The Daily Telegraph

Elderly patients waiting for seven hours on A&E trolleys

- By Laura Donnelly Health editor

ELDERLY patients are waiting an average of seven hours on A&E trolleys, with delays of five days in some cases.

NHS data show almost 100,000 elderly patients endured waits of more than 12 hours last year – a 25-fold increase since 2019.

The figures, revealed under Freedom of Informatio­n (FOI) disclosure­s, show average trolley waits for patients over the age of 65 reached seven hours in 2023. One elderly patient at Great Western Hospital in Swindon waited 131 hours, or five and a half days, to be admitted to wards after a decision to admit, the records show.

The figures show two in three patients facing 12-hour waits in A&E were pensioners, prompting warnings that the elderly are hardest hit by the “corridor care crisis.”

The statistics come from responses from 48 of 140 NHS hospital trusts, meaning the true numbers are likely to be far higher.

Sixteen of the trusts admitted patients had been left waiting in hospital corridors for two days or more.

Published NHS data show more than 1.5 million patients faced waits of 12 hours in major A&E department­s in England last year. In more than one million cases, a decision had been taken to admit such patients, with delays usually caused by shortages of beds.

The FOI data shows elderly patients typically face longer waits than other patients. The average wait of seven hours for elderly patients in 2023 compared to six hours for all patients.

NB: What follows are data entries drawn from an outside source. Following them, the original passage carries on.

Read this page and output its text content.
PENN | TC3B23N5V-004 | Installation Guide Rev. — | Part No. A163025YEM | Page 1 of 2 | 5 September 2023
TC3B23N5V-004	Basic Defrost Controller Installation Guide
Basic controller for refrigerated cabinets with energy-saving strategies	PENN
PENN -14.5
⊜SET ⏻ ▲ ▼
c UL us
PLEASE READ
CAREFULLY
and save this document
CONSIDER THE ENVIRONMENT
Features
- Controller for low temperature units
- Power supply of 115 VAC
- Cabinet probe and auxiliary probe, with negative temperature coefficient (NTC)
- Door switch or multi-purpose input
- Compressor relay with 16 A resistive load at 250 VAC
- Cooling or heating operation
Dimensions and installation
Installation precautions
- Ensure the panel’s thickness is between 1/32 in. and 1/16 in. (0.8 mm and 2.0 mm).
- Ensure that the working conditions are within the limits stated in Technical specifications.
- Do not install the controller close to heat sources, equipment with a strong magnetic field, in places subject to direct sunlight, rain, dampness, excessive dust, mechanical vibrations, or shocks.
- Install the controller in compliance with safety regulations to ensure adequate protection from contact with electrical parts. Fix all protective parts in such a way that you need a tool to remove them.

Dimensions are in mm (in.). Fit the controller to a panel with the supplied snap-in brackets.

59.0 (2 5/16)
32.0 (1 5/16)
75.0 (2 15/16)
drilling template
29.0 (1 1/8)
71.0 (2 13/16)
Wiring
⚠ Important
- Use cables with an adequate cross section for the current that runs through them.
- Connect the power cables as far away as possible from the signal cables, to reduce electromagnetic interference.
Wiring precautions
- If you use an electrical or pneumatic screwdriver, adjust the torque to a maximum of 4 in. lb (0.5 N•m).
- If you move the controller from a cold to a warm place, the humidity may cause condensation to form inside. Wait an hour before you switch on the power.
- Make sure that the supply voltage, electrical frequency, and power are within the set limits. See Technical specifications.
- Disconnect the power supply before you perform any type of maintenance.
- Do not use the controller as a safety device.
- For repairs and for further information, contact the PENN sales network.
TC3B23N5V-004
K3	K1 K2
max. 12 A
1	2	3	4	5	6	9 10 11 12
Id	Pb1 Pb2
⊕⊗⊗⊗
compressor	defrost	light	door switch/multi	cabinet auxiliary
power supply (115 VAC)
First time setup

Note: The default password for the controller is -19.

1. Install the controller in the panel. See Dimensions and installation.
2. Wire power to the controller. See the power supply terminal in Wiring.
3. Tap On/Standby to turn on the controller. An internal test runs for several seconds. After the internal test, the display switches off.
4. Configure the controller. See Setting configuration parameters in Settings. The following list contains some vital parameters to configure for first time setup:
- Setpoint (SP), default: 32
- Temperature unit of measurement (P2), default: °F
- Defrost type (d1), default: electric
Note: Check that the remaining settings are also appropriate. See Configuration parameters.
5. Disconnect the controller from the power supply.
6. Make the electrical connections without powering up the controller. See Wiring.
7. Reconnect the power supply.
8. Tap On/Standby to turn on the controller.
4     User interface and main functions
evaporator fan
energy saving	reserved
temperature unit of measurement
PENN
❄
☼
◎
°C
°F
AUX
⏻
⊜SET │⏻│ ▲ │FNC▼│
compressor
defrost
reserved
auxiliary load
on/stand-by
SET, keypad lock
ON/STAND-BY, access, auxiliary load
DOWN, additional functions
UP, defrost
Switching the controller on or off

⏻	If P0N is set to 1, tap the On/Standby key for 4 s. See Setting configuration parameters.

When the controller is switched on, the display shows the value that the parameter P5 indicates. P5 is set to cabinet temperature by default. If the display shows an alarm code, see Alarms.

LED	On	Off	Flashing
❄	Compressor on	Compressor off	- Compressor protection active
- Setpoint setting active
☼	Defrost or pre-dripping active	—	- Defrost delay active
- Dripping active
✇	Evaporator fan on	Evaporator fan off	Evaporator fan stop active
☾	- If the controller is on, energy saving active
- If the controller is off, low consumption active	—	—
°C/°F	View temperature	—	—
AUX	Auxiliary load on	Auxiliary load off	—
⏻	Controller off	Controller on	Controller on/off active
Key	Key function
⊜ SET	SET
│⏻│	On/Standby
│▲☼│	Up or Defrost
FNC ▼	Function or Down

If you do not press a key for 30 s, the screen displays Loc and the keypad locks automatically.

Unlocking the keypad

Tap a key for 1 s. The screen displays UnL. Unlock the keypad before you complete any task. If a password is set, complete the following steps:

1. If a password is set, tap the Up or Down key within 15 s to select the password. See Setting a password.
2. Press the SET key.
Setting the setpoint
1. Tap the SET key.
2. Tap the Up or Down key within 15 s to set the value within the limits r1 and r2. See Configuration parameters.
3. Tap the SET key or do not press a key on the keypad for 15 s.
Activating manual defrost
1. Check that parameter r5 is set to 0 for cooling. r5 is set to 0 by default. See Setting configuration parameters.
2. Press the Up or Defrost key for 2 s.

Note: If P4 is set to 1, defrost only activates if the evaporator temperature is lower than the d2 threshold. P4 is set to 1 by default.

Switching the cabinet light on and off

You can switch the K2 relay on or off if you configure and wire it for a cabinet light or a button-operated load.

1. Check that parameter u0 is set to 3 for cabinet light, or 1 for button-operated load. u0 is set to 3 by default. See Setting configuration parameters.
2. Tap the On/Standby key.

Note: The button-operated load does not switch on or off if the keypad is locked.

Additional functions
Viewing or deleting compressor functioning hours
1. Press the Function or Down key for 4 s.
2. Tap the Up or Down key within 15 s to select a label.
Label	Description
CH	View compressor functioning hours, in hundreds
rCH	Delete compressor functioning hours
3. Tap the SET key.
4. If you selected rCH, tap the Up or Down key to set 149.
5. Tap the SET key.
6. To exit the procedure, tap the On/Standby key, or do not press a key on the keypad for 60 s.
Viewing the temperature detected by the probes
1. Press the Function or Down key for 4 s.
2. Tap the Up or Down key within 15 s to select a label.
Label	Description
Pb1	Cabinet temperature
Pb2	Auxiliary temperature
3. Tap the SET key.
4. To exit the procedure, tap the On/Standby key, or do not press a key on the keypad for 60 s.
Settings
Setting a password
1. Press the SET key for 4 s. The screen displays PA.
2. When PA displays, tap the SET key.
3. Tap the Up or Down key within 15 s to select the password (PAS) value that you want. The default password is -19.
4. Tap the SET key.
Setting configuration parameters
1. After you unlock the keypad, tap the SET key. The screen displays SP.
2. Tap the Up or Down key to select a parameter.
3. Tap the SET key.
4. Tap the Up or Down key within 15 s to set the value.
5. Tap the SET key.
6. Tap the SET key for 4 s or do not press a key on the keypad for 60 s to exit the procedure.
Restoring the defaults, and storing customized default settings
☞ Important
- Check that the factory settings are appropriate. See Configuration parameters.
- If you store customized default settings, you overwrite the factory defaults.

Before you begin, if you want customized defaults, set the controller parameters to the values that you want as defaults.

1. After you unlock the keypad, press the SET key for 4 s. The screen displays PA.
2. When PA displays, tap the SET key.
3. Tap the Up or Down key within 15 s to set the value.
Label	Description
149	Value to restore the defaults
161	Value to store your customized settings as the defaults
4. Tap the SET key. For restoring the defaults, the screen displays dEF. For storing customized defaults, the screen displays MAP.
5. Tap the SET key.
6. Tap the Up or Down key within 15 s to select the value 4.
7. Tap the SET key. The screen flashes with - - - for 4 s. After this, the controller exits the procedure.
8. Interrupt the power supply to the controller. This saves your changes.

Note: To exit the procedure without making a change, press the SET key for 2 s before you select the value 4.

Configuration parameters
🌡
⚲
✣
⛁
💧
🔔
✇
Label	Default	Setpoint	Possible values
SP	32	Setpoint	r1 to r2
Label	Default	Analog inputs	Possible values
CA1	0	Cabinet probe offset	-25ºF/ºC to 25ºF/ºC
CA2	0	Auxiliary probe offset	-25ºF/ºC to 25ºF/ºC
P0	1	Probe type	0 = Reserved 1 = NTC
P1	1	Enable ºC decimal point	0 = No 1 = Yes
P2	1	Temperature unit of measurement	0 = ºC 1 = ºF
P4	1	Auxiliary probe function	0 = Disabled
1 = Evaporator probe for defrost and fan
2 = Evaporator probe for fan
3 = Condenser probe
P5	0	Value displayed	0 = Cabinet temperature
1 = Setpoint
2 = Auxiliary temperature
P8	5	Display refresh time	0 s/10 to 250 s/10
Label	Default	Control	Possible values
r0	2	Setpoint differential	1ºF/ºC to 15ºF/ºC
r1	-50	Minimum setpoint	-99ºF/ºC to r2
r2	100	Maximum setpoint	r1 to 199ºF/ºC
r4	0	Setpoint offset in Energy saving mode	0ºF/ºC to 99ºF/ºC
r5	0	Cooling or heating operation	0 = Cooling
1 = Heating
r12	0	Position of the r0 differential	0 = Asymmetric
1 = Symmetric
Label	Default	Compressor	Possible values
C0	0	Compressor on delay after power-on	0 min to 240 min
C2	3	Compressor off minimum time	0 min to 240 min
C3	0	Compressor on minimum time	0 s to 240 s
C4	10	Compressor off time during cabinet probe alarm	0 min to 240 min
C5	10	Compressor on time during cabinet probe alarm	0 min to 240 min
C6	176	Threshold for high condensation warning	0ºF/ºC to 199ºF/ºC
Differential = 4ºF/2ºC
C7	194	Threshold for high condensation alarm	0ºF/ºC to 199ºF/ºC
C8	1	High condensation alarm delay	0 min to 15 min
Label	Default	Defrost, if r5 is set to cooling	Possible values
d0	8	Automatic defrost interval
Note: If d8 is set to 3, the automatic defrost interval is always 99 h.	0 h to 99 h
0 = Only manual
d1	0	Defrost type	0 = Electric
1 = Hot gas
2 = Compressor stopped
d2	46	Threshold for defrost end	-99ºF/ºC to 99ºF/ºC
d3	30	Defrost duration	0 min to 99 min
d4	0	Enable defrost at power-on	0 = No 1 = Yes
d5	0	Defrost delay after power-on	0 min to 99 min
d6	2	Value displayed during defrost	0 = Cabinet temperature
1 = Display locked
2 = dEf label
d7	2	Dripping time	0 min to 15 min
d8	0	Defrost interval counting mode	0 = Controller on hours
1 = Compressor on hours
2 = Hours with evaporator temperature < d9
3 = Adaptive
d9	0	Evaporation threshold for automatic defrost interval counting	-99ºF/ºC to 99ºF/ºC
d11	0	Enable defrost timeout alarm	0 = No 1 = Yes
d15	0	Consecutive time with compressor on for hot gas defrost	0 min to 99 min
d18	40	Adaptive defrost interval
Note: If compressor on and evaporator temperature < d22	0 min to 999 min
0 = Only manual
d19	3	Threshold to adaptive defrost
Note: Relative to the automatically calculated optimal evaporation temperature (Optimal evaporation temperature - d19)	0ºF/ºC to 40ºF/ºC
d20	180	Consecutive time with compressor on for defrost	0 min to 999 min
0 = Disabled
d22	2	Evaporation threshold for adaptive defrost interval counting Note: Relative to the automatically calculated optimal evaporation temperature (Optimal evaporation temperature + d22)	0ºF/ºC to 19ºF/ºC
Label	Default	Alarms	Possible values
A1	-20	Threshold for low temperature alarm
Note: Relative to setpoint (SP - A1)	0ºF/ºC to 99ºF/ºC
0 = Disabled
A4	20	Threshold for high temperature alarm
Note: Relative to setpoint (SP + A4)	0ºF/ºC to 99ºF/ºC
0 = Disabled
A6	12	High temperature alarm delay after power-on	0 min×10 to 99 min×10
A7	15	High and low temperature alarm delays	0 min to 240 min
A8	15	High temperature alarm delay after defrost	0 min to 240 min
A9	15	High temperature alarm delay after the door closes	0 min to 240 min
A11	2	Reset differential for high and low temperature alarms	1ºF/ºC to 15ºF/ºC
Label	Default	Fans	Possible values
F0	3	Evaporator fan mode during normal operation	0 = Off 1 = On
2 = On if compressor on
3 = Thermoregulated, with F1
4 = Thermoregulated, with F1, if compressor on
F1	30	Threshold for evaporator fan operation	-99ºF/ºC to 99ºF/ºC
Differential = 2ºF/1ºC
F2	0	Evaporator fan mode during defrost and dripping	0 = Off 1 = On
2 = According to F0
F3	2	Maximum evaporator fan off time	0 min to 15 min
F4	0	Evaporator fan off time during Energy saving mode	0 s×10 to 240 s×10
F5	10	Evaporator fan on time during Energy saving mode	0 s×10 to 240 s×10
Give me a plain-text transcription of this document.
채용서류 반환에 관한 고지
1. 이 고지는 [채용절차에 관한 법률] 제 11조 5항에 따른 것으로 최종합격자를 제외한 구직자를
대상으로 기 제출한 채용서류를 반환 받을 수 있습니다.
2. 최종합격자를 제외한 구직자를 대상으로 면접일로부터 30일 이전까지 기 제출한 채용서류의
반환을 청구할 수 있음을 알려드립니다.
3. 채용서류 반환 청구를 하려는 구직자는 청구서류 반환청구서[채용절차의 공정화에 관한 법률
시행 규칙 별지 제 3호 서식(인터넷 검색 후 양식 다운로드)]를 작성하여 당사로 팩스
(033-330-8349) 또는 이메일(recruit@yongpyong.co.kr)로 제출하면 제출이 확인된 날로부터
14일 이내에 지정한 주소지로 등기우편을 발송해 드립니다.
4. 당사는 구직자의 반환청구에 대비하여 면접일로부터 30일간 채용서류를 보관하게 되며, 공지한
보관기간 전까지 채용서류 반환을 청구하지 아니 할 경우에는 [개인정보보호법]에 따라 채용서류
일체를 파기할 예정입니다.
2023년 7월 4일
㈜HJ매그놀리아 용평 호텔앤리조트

The Liberal Democrats, who compiled the data, called for an urgent investment in front-line care, with an expansion in fully staffed beds, and a package of social care reform to reduce the number of people stuck in hospital despite being medically well.

Sir Ed Davey, the Liberal Democrat leader, said: “These shocking figures reveal a corridor care crisis, with elderly patients left waiting for days in A&E corridors to get the treatment they need.”

A spokesman for Great Western Hospitals NHS Foundation Trust said: “Great Western Hospitals, like the wider NHS, frequently faces very high demand from patients who need a hospital bed. This does mean that on occasion some patients are having to wait a long time to be admitted to a ward.”